Re: [PATCH v3 0/1] mm: introduce put_user_page*(), placeholder versions
From: Dave Chinner
Date: Sun Mar 10 2019 - 18:48:04 EST
On Fri, Mar 08, 2019 at 03:08:40AM +0000, Christopher Lameter wrote:
> On Wed, 6 Mar 2019, john.hubbard@xxxxxxxxx wrote:
> > Direct IO
> > =========
> >
> > Direct IO can cause corruption, if userspace does Direct-IO that writes to
> > a range of virtual addresses that are mmap'd to a file. The pages written
> > to are file-backed pages that can be under write back, while the Direct IO
> > is taking place. Here, Direct IO races with a write back: it calls
> > GUP before page_mkclean() has replaced the CPU pte with a read-only entry.
> > The race window is pretty small, which is probably why years have gone by
> > before we noticed this problem: Direct IO is generally very quick, and
> > tends to finish up before the filesystem gets around to do anything with
> > the page contents. However, it's still a real problem. The solution is
> > to never let GUP return pages that are under write back, but instead,
> > force GUP to take a write fault on those pages. That way, GUP will
> > properly synchronize with the active write back. This does not change the
> > required GUP behavior, it just avoids that race.
>
> Direct IO on a mmapped file backed page doesnt make any sense.

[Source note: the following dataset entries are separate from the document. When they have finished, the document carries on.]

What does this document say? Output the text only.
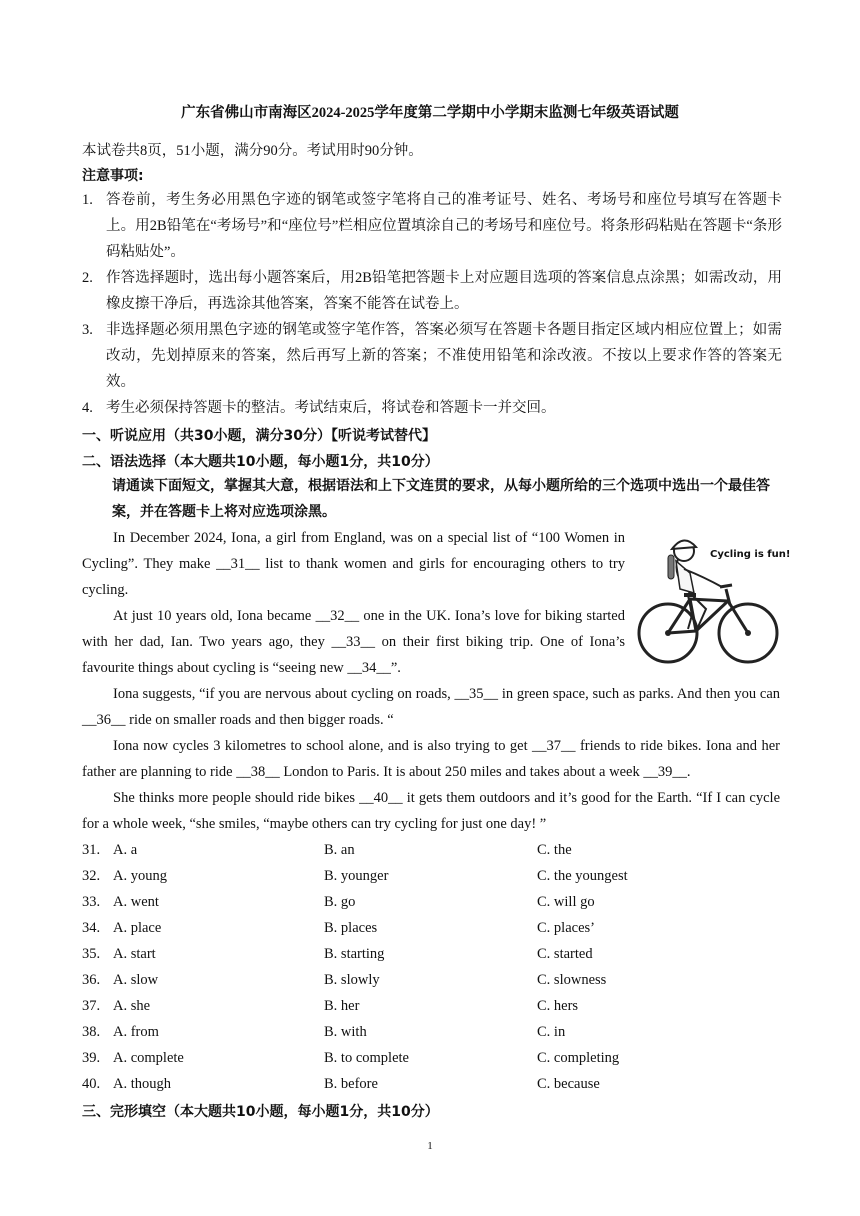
广东省佛山市南海区2024-2025学年度第二学期中小学期末监测七年级英语试题
本试卷共8页，51小题，满分90分。考试用时90分钟。
注意事项:
1. 答卷前，考生务必用黑色字迹的钢笔或签字笔将自己的准考证号、姓名、考场号和座位号填写在答题卡上。用2B铅笔在“考场号”和“座位号”栏相应位置填涂自己的考场号和座位号。将条形码粘贴在答题卡“条形码粘贴处”。
2. 作答选择题时，选出每小题答案后，用2B铅笔把答题卡上对应题目选项的答案信息点涂黑；如需改动，用橡皮擦干净后，再选涂其他答案，答案不能答在试卷上。
3. 非选择题必须用黑色字迹的钢笔或签字笔作答，答案必须写在答题卡各题目指定区域内相应位置上；如需改动，先划掉原来的答案，然后再写上新的答案；不准使用铅笔和涂改液。不按以上要求作答的答案无效。
4. 考生必须保持答题卡的整洁。考试结束后，将试卷和答题卡一并交回。
一、听说应用（共30小题，满分30分）【听说考试替代】
二、语法选择（本大题共10小题，每小题1分，共10分）
请通读下面短文，掌握其大意，根据语法和上下文连贯的要求，从每小题所给的三个选项中选出一个最佳答案，并在答题卡上将对应选项涂黑。
In December 2024, Iona, a girl from England, was on a special list of “100 Women in Cycling”. They make __31__ list to thank women and girls for encouraging others to try cycling.
At just 10 years old, Iona became __32__ one in the UK. Iona’s love for biking started with her dad, Ian. Two years ago, they __33__ on their first biking trip. One of Iona’s favourite things about cycling is “seeing new __34__”.
Iona suggests, “if you are nervous about cycling on roads, __35__ in green space, such as parks. And then you can __36__ ride on smaller roads and then bigger roads. “
Iona now cycles 3 kilometres to school alone, and is also trying to get __37__ friends to ride bikes. Iona and her father are planning to ride __38__ London to Paris. It is about 250 miles and takes about a week __39__.
She thinks more people should ride bikes __40__ it gets them outdoors and it’s good for the Earth. “If I can cycle for a whole week, “she smiles, “maybe others can try cycling for just one day! ”
Cycling is fun!
31. A. a	B. an	C. the
32. A. young	B. younger	C. the youngest
33. A. went	B. go	C. will go
34. A. place	B. places	C. places’
35. A. start	B. starting	C. started
36. A. slow	B. slowly	C. slowness
37. A. she	B. her	C. hers
38. A. from	B. with	C. in
39. A. complete	B. to complete	C. completing
40. A. though	B. before	C. because
三、完形填空（本大题共10小题，每小题1分，共10分）
1
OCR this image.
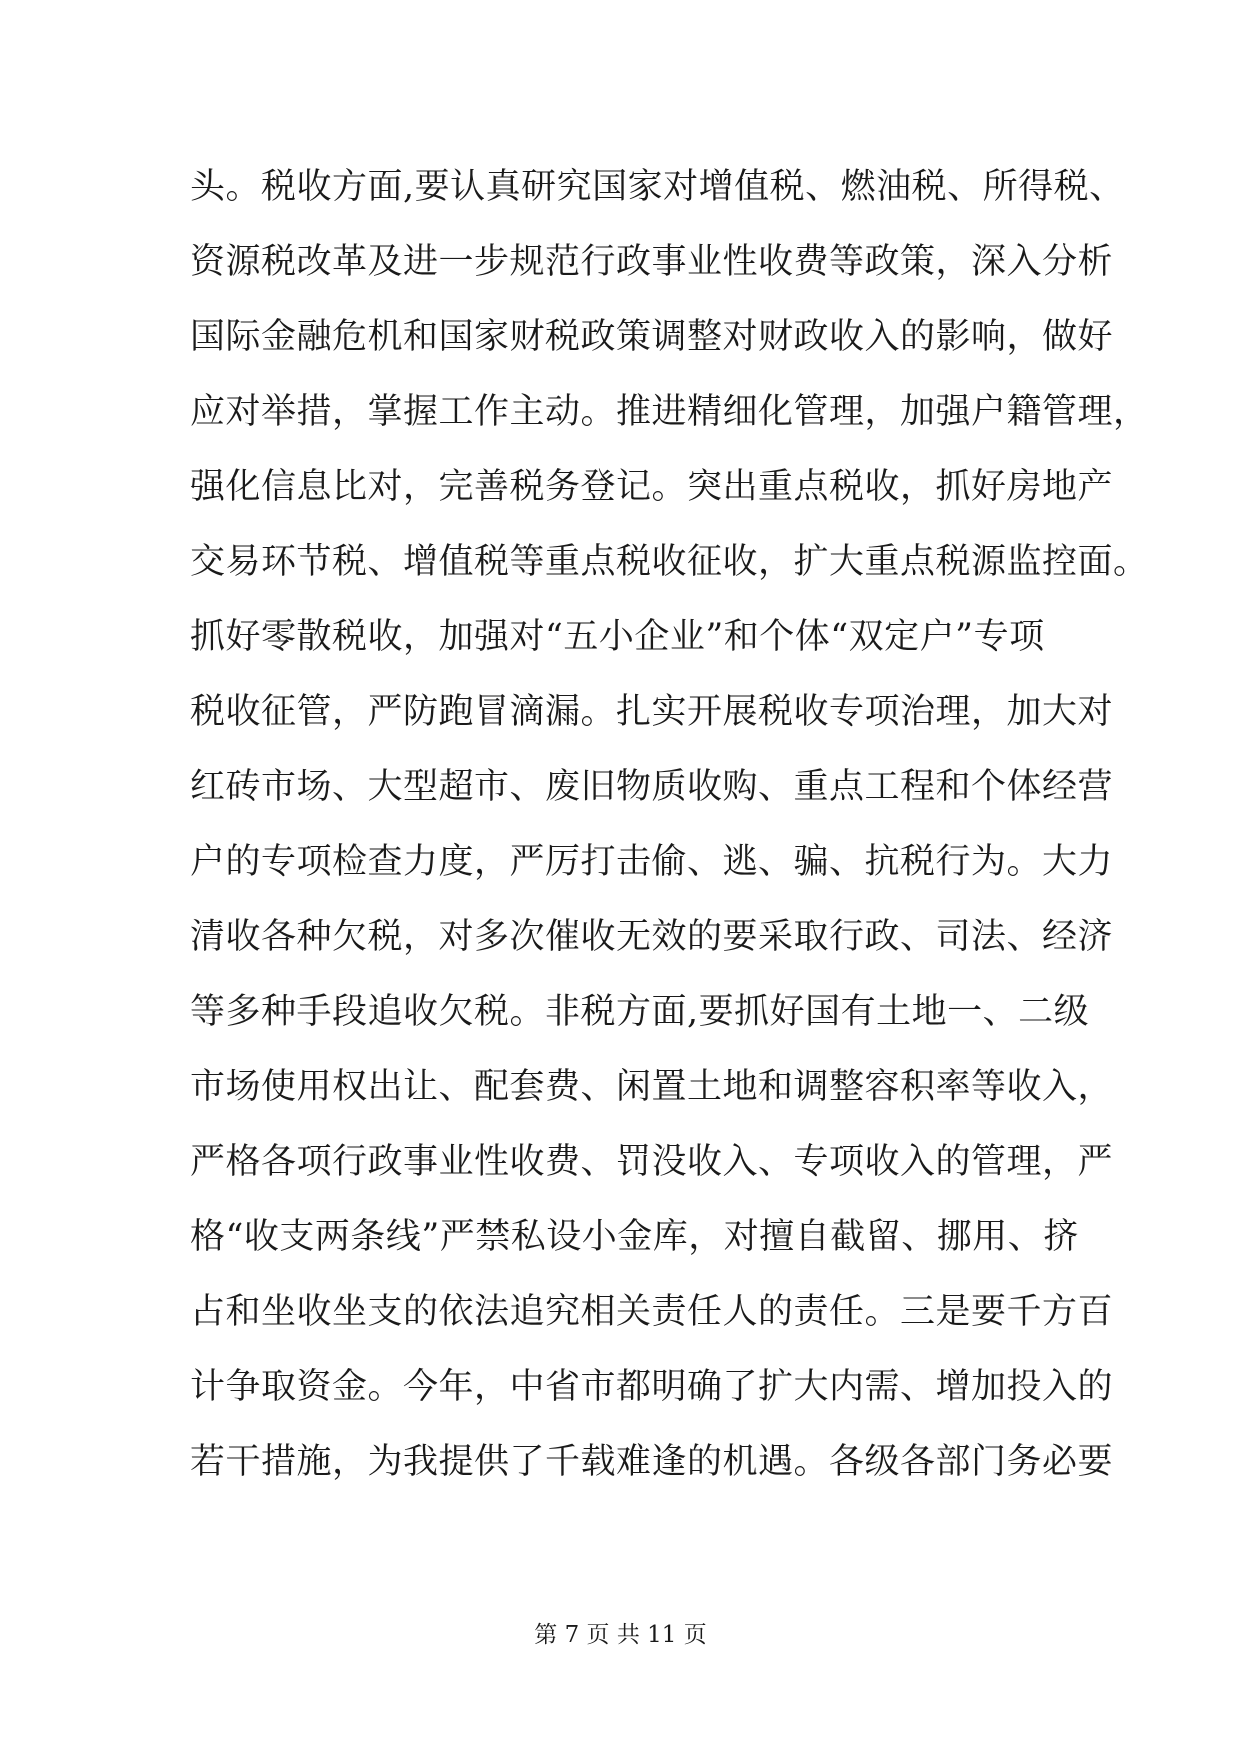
头。税收方面,要认真研究国家对增值税、燃油税、所得税、
资源税改革及进一步规范行政事业性收费等政策，深入分析
国际金融危机和国家财税政策调整对财政收入的影响，做好
应对举措，掌握工作主动。推进精细化管理，加强户籍管理，
强化信息比对，完善税务登记。突出重点税收，抓好房地产
交易环节税、增值税等重点税收征收，扩大重点税源监控面。
抓好零散税收，加强对“五小企业”和个体“双定户”专项
税收征管，严防跑冒滴漏。扎实开展税收专项治理，加大对
红砖市场、大型超市、废旧物质收购、重点工程和个体经营
户的专项检查力度，严厉打击偷、逃、骗、抗税行为。大力
清收各种欠税，对多次催收无效的要采取行政、司法、经济
等多种手段追收欠税。非税方面,要抓好国有土地一、二级
市场使用权出让、配套费、闲置土地和调整容积率等收入，
严格各项行政事业性收费、罚没收入、专项收入的管理，严
格“收支两条线”严禁私设小金库，对擅自截留、挪用、挤
占和坐收坐支的依法追究相关责任人的责任。三是要千方百
计争取资金。今年，中省市都明确了扩大内需、增加投入的
若干措施，为我提供了千载难逢的机遇。各级各部门务必要
第 7 页 共 11 页
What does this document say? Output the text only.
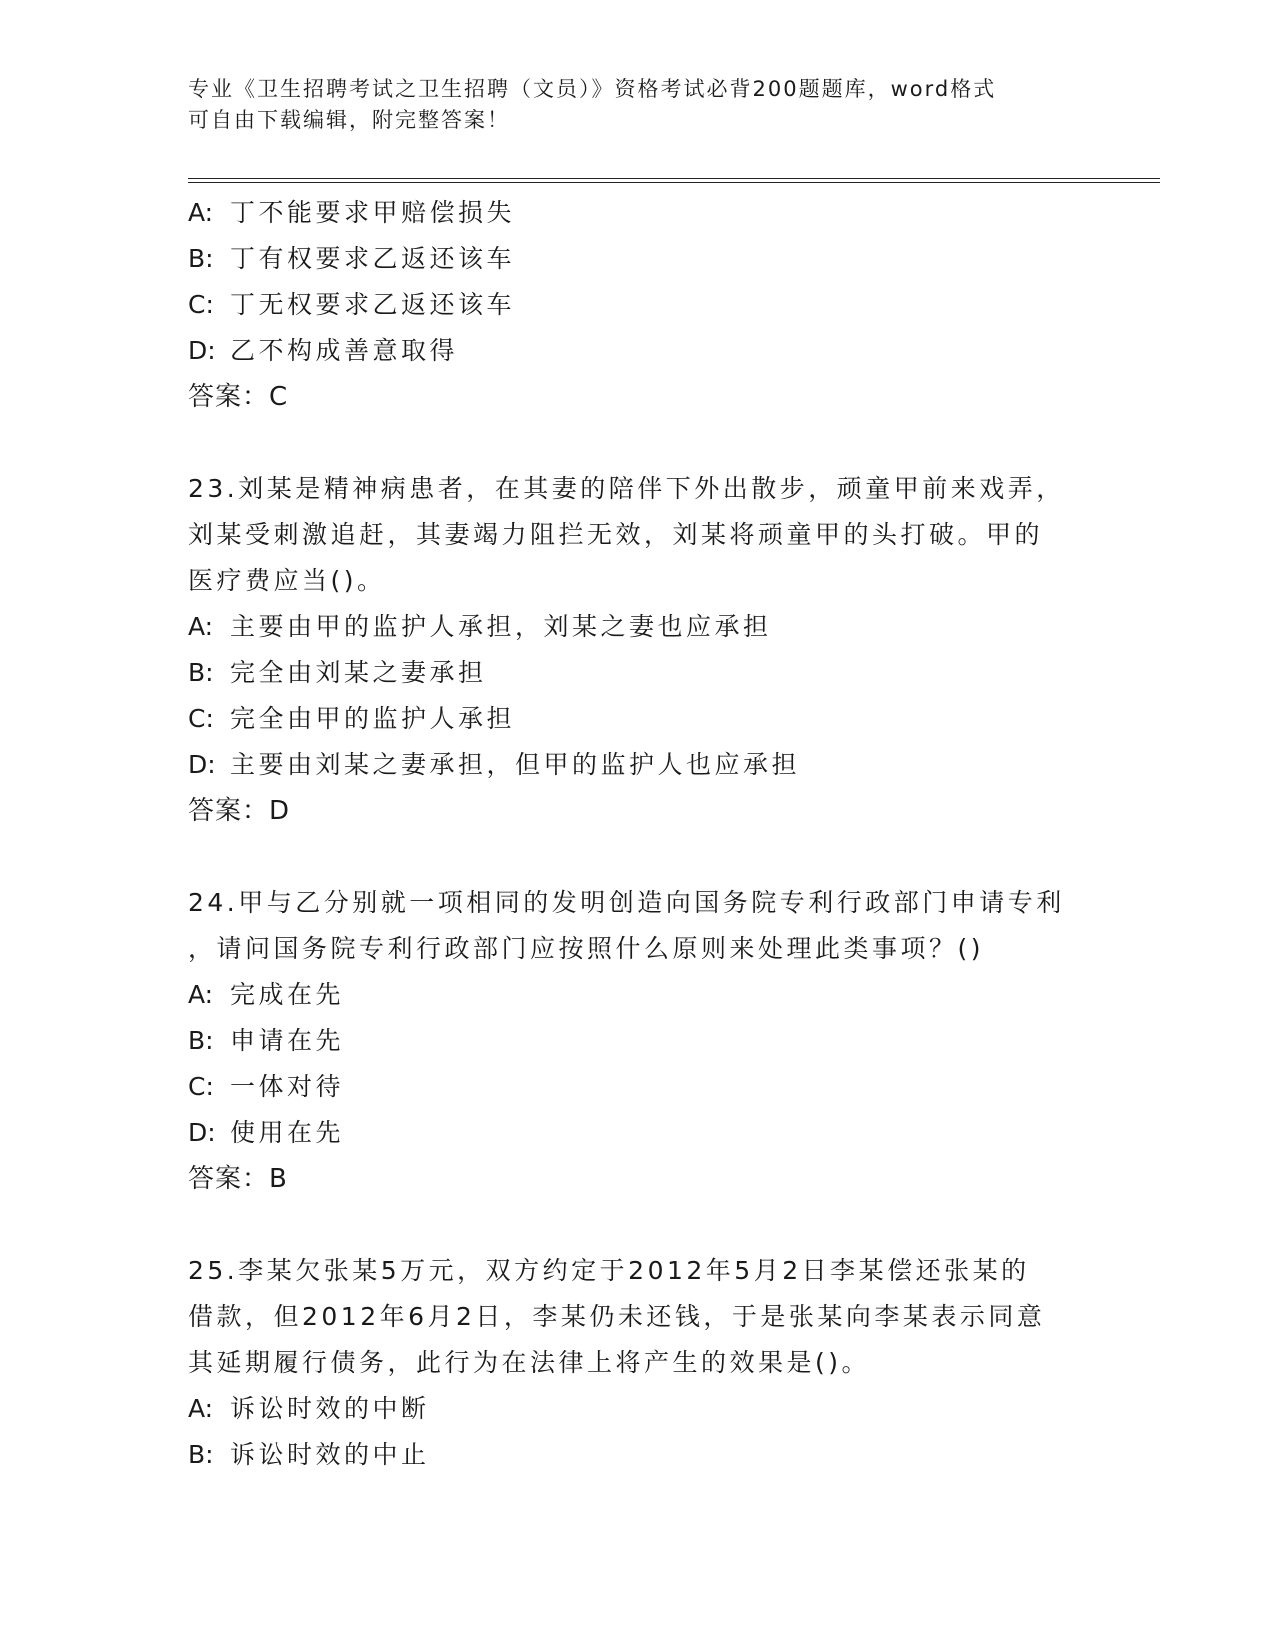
专业《卫生招聘考试之卫生招聘（文员）》资格考试必背200题题库，word格式
可自由下载编辑，附完整答案！
A: 丁不能要求甲赔偿损失
B: 丁有权要求乙返还该车
C: 丁无权要求乙返还该车
D: 乙不构成善意取得
答案：C
23.刘某是精神病患者，在其妻的陪伴下外出散步，顽童甲前来戏弄，
刘某受刺激追赶，其妻竭力阻拦无效，刘某将顽童甲的头打破。甲的
医疗费应当()。
A: 主要由甲的监护人承担，刘某之妻也应承担
B: 完全由刘某之妻承担
C: 完全由甲的监护人承担
D: 主要由刘某之妻承担，但甲的监护人也应承担
答案：D
24.甲与乙分别就一项相同的发明创造向国务院专利行政部门申请专利
，请问国务院专利行政部门应按照什么原则来处理此类事项？()
A: 完成在先
B: 申请在先
C: 一体对待
D: 使用在先
答案：B
25.李某欠张某5万元，双方约定于2012年5月2日李某偿还张某的
借款，但2012年6月2日，李某仍未还钱，于是张某向李某表示同意
其延期履行债务，此行为在法律上将产生的效果是()。
A: 诉讼时效的中断
B: 诉讼时效的中止
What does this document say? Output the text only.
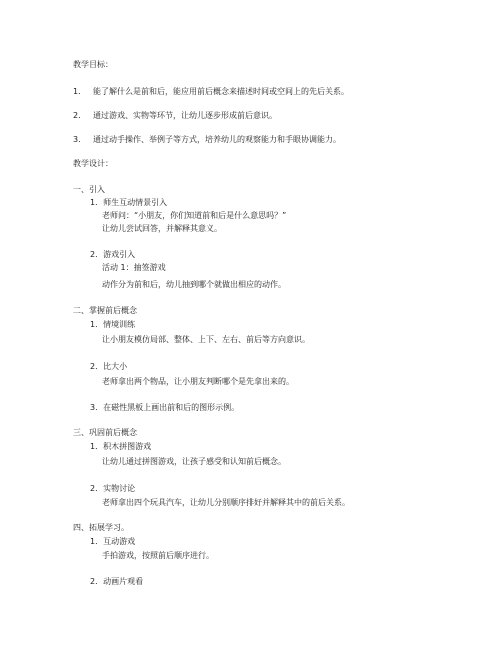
教学目标：
1． 能了解什么是前和后，能应用前后概念来描述时间或空间上的先后关系。
2． 通过游戏、实物等环节，让幼儿逐步形成前后意识。
3． 通过动手操作、举例子等方式，培养幼儿的观察能力和手眼协调能力。
教学设计：
一、引入
1．师生互动情景引入
老师问：“小朋友，你们知道前和后是什么意思吗？”
让幼儿尝试回答，并解释其意义。
2．游戏引入
活动 1：抽签游戏
动作分为前和后，幼儿抽到哪个就做出相应的动作。
二、掌握前后概念
1．情境训练
让小朋友模仿局部、整体、上下、左右、前后等方向意识。
2．比大小
老师拿出两个物品，让小朋友判断哪个是先拿出来的。
3．在磁性黑板上画出前和后的图形示例。
三、巩固前后概念
1．积木拼图游戏
让幼儿通过拼图游戏，让孩子感受和认知前后概念。
2．实物讨论
老师拿出四个玩具汽车，让幼儿分别顺序排好并解释其中的前后关系。
四、拓展学习。
1．互动游戏
手拍游戏，按照前后顺序进行。
2．动画片观看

People have used it for many, many years as zero-copy data movement
pattern. i.e. mmap the destination file, use direct IO to DMA direct
into the destination file page cache pages, fdatasync() to force
writeback of the destination file.
Now we have copy_file_range() to optimise this sort of data
movement, the need for games with mmap+direct IO largely goes away.
However, we still can't just remove that functionality as it will
break lots of random userspace stuff...
Cheers,
Dave.
--
Dave Chinner
david@xxxxxxxxxxxxx